Networked Counter-Power to the Automated State: The Recursive Politics of Data-Based Governance in Hong Kong

Wednesday, 9 July 2025
Location: FSE036 (Faculty of Education Sciences (FSE))
Distributed Paper
Dr. Tin-Yuet TING, PhD, The Hong Kong Polytechnic University, Hong Kong
While the deployment of AI systems and data-intensive technologies has constituted the latest direction in public and urban governance, state-citizen (power) relations and interactions are increasingly infused by algorithmic and automated decision making. However, most critical data studies have focused on AI capitalism and the threats of algorithmic control over users or corporate intrusions in advanced Western democracies.
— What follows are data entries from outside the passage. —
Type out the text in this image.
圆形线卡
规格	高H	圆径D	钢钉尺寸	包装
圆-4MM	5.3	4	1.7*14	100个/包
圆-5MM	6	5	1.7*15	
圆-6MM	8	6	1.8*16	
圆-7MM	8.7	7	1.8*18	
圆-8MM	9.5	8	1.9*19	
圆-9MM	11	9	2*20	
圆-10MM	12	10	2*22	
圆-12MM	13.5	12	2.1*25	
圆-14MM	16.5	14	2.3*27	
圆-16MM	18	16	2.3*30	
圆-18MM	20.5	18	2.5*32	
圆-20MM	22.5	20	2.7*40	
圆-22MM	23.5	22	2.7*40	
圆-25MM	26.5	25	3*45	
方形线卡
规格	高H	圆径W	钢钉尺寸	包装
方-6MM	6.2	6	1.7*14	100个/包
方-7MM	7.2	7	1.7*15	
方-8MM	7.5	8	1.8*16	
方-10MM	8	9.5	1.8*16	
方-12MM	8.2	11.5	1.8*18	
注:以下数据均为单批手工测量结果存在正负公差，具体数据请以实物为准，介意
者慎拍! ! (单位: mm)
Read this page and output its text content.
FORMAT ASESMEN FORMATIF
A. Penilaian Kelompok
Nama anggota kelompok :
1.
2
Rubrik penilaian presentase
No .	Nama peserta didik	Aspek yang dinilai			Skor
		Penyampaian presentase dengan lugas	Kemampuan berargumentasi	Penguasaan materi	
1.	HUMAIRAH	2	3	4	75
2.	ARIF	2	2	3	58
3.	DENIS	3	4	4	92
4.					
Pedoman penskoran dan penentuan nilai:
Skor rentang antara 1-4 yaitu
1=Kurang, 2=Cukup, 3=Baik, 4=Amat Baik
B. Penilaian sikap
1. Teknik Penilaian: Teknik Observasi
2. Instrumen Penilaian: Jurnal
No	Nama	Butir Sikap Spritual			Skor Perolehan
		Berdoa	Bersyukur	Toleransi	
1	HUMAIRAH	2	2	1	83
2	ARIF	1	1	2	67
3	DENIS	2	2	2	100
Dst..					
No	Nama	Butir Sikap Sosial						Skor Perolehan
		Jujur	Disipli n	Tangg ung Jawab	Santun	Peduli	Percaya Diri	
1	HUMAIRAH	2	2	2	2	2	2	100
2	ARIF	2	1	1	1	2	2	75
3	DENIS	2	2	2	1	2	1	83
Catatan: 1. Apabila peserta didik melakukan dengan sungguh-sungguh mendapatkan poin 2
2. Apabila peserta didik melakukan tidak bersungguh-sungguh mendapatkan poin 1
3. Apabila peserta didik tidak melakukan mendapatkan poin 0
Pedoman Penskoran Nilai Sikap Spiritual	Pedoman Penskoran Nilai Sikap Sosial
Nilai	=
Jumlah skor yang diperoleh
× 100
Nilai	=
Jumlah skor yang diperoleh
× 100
This data universalism thus impedes our understanding of the recent trends and different contours of struggle over data-based governance and automation, especially in non- or semi-democratic settings, where state power may prevail by working strategically with tech companies and augments itself through social datafication.

Focusing on Hong Kong, this paper examines the ways in which tech-savvy citizens (come to) resist and act as a counterforce against the automated power of the state under democratic backsliding. Through an analysis of qualitative data on three prominent occurrences of such distinctive type of technopolitical contention, it explicates how the new (dis)juncture between political contention and social datafication has given rise to episodes of recursive politics that 1) (re)politicise data-based governance, 2) (re)produce local contentious politics and 3) (re)fashion insurgent citizenship. Beyond mere discontent over data (mis)administration and unbridled corporate power, the case of Hong Kong casts new light on the ways in which AI systems and data-intensive technologies become both a locus and a tool of political struggle vis-à-vis automated state power. It also offers nuanced insights into how networked counter-power may arise to simultaneously contests the state’s smart mentality and its underlying political authority, while opening opportunities for counter-public engagement in the digital age.